My step-son, Anthony, is fifteen years old and a freshman in high school. One of the sweetest young men I’ve ever met. All boy, jock and all, but the kind of kid that still holds his mommy’s hand at the movies.

I have a feeling Anthony’s first kiss is just around the corner. He is experiencing his first crush. And she couldn’t be cuter, sweeter and come from a nicer family. I hope Anthony has better luck than I did thirty-two years ago!

The other night Anthony came to me upset. He shared with me that his young lady friend told him that she “wanted to take things slow”. He was crushed because he interpreted those words as “I just want to be friends”. You know the drill.

Anthony then asked me, “Tommy, how do I win this girl”?

I paused. And then responded softly, “Anthony, don’t try to win the girl.

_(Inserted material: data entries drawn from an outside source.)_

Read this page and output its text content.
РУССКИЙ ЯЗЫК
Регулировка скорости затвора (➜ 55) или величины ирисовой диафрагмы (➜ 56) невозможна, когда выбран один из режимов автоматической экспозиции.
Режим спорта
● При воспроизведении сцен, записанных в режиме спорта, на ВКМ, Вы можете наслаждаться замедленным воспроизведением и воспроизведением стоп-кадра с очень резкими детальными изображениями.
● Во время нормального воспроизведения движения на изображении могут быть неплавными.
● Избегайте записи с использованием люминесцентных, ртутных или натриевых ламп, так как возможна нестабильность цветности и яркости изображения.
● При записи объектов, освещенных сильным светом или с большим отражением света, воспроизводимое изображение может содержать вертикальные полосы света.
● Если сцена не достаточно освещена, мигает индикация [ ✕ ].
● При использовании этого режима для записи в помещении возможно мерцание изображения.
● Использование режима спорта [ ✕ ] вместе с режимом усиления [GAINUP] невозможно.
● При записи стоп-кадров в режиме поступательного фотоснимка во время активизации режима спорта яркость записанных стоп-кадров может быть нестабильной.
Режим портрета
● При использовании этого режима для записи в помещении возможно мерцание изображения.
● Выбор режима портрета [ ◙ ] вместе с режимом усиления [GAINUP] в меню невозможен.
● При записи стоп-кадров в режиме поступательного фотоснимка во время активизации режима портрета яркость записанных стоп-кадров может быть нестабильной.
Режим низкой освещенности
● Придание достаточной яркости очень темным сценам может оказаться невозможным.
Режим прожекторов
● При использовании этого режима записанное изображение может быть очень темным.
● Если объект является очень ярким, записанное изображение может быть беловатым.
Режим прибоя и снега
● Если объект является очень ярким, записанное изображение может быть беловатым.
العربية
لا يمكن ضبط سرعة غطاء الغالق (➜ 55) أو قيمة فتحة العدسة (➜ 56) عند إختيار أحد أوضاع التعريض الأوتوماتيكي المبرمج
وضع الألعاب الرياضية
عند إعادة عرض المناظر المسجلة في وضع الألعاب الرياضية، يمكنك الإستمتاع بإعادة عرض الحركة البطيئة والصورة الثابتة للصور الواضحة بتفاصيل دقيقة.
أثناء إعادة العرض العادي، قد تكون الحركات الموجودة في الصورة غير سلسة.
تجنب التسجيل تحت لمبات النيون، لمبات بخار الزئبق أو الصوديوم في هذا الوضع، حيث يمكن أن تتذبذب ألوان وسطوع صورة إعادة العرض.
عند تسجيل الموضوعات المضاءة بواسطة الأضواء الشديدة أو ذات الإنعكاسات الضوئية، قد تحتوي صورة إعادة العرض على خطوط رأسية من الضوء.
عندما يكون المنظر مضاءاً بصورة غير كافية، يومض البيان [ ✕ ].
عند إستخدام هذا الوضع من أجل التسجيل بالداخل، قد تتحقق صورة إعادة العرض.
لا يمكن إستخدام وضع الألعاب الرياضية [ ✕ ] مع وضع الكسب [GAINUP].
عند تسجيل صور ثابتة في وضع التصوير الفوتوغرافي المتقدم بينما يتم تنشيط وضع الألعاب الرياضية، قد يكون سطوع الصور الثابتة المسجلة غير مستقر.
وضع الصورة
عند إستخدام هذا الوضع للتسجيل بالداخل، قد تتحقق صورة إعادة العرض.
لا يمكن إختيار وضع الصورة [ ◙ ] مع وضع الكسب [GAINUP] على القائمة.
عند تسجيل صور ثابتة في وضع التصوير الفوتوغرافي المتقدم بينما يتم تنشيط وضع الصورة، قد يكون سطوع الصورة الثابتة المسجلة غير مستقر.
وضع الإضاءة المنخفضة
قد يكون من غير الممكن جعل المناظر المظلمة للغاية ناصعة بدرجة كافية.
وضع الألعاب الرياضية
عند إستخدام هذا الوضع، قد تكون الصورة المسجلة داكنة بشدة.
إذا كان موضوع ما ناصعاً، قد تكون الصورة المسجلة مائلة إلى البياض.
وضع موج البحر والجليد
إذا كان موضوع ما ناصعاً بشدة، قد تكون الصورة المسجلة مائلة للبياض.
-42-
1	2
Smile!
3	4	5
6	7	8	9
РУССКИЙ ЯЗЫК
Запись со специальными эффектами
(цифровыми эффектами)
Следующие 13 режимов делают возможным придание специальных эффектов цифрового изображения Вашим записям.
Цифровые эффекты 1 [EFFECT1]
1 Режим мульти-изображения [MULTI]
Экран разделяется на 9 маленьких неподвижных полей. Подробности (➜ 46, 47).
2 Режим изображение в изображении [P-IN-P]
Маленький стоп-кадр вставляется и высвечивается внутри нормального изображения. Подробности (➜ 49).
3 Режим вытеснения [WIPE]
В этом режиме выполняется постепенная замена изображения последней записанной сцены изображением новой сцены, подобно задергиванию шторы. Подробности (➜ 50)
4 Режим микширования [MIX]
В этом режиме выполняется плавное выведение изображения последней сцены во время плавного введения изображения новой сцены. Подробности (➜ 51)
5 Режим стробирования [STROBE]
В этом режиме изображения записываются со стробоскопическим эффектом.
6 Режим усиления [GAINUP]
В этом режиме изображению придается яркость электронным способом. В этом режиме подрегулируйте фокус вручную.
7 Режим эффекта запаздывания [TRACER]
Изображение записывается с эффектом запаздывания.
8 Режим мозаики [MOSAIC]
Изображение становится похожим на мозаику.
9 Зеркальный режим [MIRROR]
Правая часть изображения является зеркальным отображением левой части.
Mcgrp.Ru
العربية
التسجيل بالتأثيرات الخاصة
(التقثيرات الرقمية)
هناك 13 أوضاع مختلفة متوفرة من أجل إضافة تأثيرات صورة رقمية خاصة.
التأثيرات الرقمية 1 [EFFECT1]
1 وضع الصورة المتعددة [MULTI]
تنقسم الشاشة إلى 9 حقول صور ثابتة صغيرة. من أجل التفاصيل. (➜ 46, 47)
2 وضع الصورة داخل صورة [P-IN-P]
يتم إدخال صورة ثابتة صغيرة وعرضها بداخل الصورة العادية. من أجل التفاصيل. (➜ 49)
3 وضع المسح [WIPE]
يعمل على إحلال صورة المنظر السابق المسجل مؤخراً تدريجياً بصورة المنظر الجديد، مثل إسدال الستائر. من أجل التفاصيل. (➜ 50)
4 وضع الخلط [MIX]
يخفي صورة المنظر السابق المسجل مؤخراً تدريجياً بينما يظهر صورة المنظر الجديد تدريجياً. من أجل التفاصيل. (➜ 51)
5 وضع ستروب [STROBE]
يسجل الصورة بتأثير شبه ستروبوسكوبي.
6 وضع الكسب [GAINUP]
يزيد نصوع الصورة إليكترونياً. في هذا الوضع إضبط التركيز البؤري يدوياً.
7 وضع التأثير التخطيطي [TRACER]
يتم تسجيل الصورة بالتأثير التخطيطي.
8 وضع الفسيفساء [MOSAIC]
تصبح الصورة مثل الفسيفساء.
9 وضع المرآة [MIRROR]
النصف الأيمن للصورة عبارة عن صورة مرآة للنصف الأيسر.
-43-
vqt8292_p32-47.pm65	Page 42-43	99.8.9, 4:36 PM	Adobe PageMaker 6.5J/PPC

Try and win her heart.”

And those few words sparked an incredible conversation with my step-son about the power of taking things slow, the importance of respect, honor, being a gentleman and building relationships that last.
“Don’t try and win the girl – try and win her heart!”

Those teenage pep talk words might be the best business advice we all can learn from.
We are always trying to win the business.
Win the sale.
Win the next deal.
But what would it look like if we could win the hearts of our customers?
What would it look like if we took things slowly and won the hearts of our clients?
What if we didn’t try to win the sale or win the deal, but instead, win the relationship first?

Perhaps we all would get to first base a heck of a lot quicker – rubber bands and all.